A ATAM declarou que “o direito do casamento homoafetivo foi assegurado e reconhecido de forma unânime pelo Plenário do Supremo Tribunal Federal (STF)”, e que a abstenção da prefeitura de participar do evento é uma forma de omissão do poder público.

Para Ravi Veiga, são as associações LGBTQIAPN+ que se mobilizam para pensar políticas públicas e meios de resistência contra atos de discriminação. “Nós temos chamado alguns movimentos sociais e associações para tratar do que tem acontecido no Amazonas”, relata. Desde maio as organizações estão se reunindo para debater ações contra discursos propagados por projetos de parlamentares. “Estamos dialogando com as associações que lutam pelos direitos LGBTQIAPN+ e a partir dessas reuniões nosso principal objetivo é dialogar com os deputados para demonstrar a natureza inconstitucional dos projetos que são elaborados por eles”, diz Isaac Lopes, coordenador da ATAM. 

Os grupos tiveram duas reuniões, nos meses de maio e julho, para articular demandas e debater o teor dos projetos. Ravi afirma que, a partir dos diálogos, um ofício foi elaborado e entregue presencialmente na Ouvidoria da Assembleia. No documento, as associações pediram um encontro para dialogar com a deputada Débora Menezes. O pedido não chegou a ser feito, sob a alegação de que ela é uma pessoa rígida e conservadora.

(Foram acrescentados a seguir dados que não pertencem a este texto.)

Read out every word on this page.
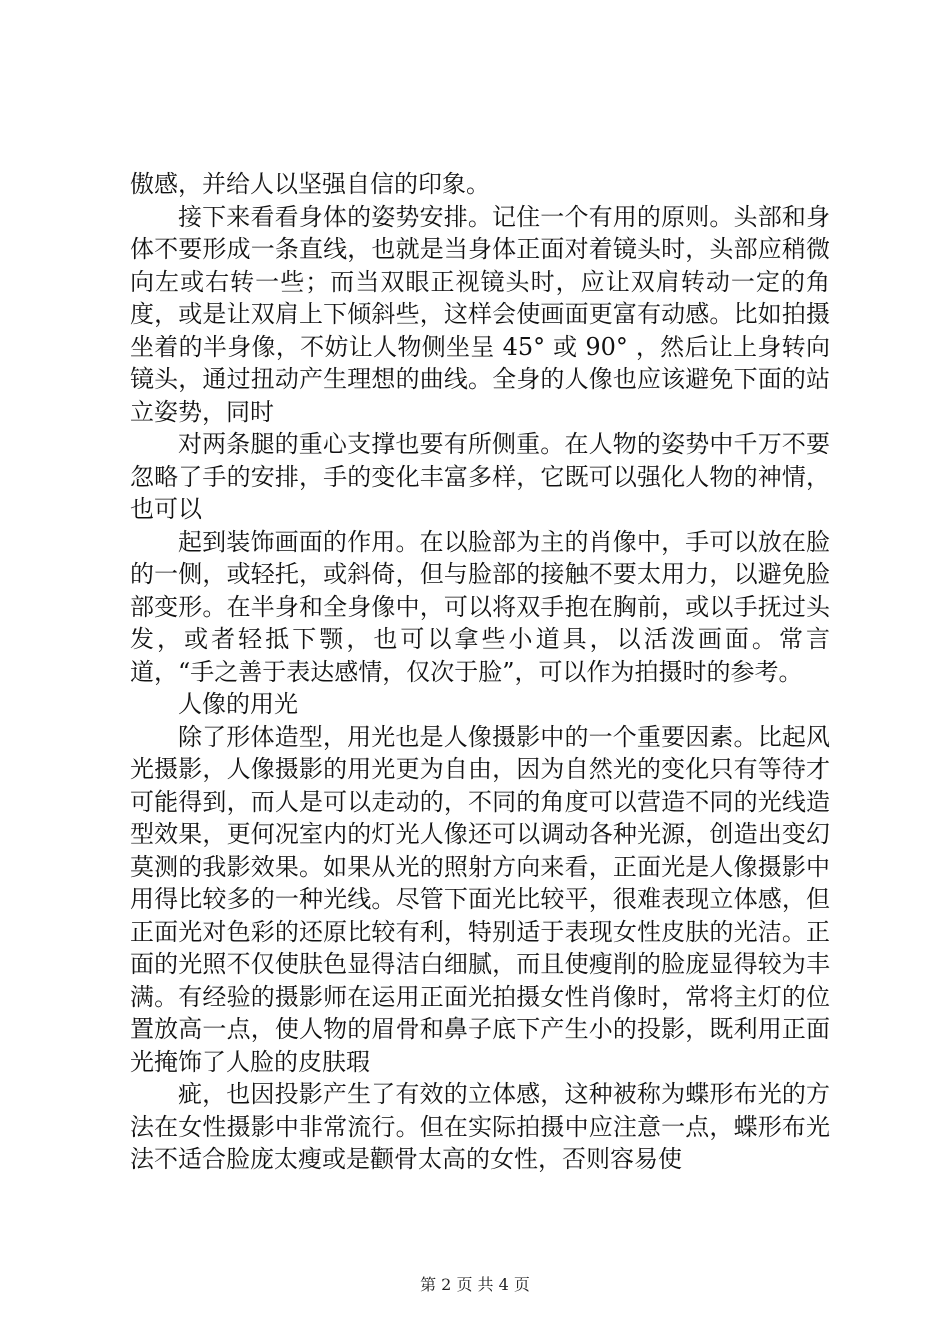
傲感，并给人以坚强自信的印象。

接下来看看身体的姿势安排。记住一个有用的原则。头部和身体不要形成一条直线，也就是当身体正面对着镜头时，头部应稍微向左或右转一些；而当双眼正视镜头时，应让双肩转动一定的角度，或是让双肩上下倾斜些，这样会使画面更富有动感。比如拍摄坐着的半身像，不妨让人物侧坐呈 45° 或 90° ，然后让上身转向镜头，通过扭动产生理想的曲线。全身的人像也应该避免下面的站立姿势，同时

对两条腿的重心支撑也要有所侧重。在人物的姿势中千万不要忽略了手的安排，手的变化丰富多样，它既可以强化人物的神情，也可以

起到装饰画面的作用。在以脸部为主的肖像中，手可以放在脸的一侧，或轻托，或斜倚，但与脸部的接触不要太用力，以避免脸部变形。在半身和全身像中，可以将双手抱在胸前，或以手抚过头发，或者轻抵下颚，也可以拿些小道具，以活泼画面。常言道，“手之善于表达感情，仅次于脸”，可以作为拍摄时的参考。

人像的用光

除了形体造型，用光也是人像摄影中的一个重要因素。比起风光摄影，人像摄影的用光更为自由，因为自然光的变化只有等待才可能得到，而人是可以走动的，不同的角度可以营造不同的光线造型效果，更何况室内的灯光人像还可以调动各种光源，创造出变幻莫测的我影效果。如果从光的照射方向来看，正面光是人像摄影中用得比较多的一种光线。尽管下面光比较平，很难表现立体感，但正面光对色彩的还原比较有利，特别适于表现女性皮肤的光洁。正面的光照不仅使肤色显得洁白细腻，而且使瘦削的脸庞显得较为丰满。有经验的摄影师在运用正面光拍摄女性肖像时，常将主灯的位置放高一点，使人物的眉骨和鼻子底下产生小的投影，既利用正面光掩饰了人脸的皮肤瑕

疵，也因投影产生了有效的立体感，这种被称为蝶形布光的方法在女性摄影中非常流行。但在实际拍摄中应注意一点，蝶形布光法不适合脸庞太瘦或是颧骨太高的女性，否则容易使

第 2 页 共 4 页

O ativista alerta que existem outras propostas já sancionadas, como a lei, de autoria do vereador Raiff Matos (DC), que criou o “Dia do Conservadorismo” e foi sancionada em Manaus.

“A gente tem que ter muito cuidado, porque essas pessoas não estão alinhadas às ideias da população em geral, não só trans e LGBTQIAPN+. Eles escrevem projetos baseados na realidade deles e misturam política e religião. Isso é muito perigoso”.